Saturday, December 22, 2007

Neural Networks

Necessity is the mother of invention. In the last couple of days I've taught myself how to use neural networks to forecast time-series. Very helpfully, the econometrics package I am using - RATS - has a built in neural networks module, which is pretty easy to use. Reading some online papers by econometricans got me to see through the rather esoteric language used to understand that these are basically a specific type of non-linear regression model that isn't too far from some of things I've used in my academic research. I experimented with trying to forecast the stochastic oscillator but couldn't get anything better than I could with simple time series models. Now I am "training" a network to forecast changes in the NASDAQ 100 index using all the indicators that my existing model produces. The problem with the existing model is that there are several different indicators (there are three actual time series models for each index). Sometimes the direction is clear but a lot of the time, different indicators point in different directions. I've gradually developed ad-hoc rules for how to interpret the indicators in different situations but it is then very easy to second-guess and make mistakes. The neural network finds the best rules it can given the structure of neural net (explanatory variables, number of neurons etc.) and provides a simple long, short decision. So far the results are extremely good, but this is early days. Using this approach would add another layer of models to run every day but reduce the amount of time needed observing the market etc wondering what to do and whether the right decision was made.

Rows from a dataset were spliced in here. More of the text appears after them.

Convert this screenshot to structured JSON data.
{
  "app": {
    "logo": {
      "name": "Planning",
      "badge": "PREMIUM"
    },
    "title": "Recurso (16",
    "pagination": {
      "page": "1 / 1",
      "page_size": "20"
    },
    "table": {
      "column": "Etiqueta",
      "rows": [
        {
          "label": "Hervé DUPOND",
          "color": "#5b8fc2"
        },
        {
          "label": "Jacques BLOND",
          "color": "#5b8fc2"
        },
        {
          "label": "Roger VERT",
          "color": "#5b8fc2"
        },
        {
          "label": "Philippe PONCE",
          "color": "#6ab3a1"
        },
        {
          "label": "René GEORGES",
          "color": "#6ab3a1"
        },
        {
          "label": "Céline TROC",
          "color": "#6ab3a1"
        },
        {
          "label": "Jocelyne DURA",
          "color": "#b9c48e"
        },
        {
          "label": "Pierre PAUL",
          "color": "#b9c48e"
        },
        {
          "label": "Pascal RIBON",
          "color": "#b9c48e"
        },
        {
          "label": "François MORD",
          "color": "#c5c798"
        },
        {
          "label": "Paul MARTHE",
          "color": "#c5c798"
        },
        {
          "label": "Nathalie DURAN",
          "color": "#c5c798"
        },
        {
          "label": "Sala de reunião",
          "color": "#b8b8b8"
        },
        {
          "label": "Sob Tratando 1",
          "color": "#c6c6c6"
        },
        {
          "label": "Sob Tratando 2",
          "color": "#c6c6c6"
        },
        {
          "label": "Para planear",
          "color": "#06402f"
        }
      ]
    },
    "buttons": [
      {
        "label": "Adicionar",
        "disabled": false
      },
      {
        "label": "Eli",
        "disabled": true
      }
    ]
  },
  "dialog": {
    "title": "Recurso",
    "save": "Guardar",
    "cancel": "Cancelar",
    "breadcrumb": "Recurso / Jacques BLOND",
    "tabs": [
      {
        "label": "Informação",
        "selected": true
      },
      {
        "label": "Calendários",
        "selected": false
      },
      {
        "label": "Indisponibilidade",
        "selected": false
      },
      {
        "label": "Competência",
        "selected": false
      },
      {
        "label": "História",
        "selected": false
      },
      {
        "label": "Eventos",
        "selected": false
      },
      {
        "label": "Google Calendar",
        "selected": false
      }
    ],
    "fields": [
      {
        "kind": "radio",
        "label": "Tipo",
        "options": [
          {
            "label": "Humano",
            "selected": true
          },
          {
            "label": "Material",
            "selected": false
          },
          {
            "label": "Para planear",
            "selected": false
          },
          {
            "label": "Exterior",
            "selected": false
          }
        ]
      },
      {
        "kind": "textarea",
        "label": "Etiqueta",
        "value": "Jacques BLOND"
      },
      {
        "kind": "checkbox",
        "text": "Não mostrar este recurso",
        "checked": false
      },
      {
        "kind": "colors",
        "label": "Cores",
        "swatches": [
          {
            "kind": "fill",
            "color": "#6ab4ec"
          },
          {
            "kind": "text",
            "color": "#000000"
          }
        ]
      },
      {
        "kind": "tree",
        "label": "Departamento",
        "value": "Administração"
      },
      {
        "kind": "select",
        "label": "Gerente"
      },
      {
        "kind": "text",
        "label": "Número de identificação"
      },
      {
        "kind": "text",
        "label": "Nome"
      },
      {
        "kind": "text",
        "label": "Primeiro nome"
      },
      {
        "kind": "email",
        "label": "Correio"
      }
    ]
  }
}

In my simulated trading this week I did really well trading the Australian stock index futures (SPI) but not well trading the Nikkei. I think though I am beginning to get the hang of how to day trade the Nikkei.

Overall, it feels like I made progress this week, which is good.


Anonymous said...

Having spent a lot of time on neural net modeling, a few hints:

1. It is all about the inputs. If your inputs don't have genuine predictive value, then your models won't either.

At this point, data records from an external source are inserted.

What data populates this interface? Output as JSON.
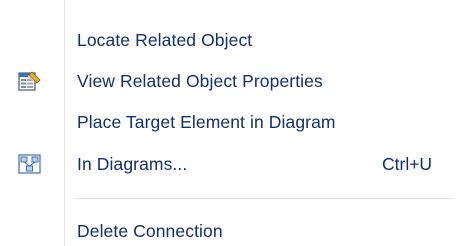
{
  "menu": {
    "items": [
      {
        "label": "Locate Related Object",
        "shortcut": "",
        "icon": ""
      },
      {
        "label": "View Related Object Properties",
        "shortcut": "",
        "icon": "properties-icon"
      },
      {
        "label": "Place Target Element in Diagram",
        "shortcut": "",
        "icon": ""
      },
      {
        "label": "In Diagrams...",
        "shortcut": "Ctrl+U",
        "icon": "diagram-icon"
      },
      {
        "label": "Delete Connection",
        "shortcut": "",
        "icon": ""
      }
    ]
  },
  "colors": {
    "text": "#10306e",
    "background": "#ffffff",
    "separator": "#e0e0e0"
  }
}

2. Beware of curve fits. Make sure your models work on out-of-sample data.

3. Your models will only be useful for a while. Figuring out when a model is at the end of its useful life versus just going through a period of drawdown is a problem.

4. The better the model (in terms of percent of potential gains captured), the less time it will last. The markets are statistically non-stationary, as I'm sure you know.

I eventually gave up. (3) was the killer for me. Good luck.

mOOm said...

Thanks for these useful comments. I've already encountered #2. My first attempt produced unbelievably good results until tested out of sample, then I realized I was "overfitting". I need to use a longer time period of data and less variables I think. I'll use just the variables that I am currently using to forecast and a much longer period for "training".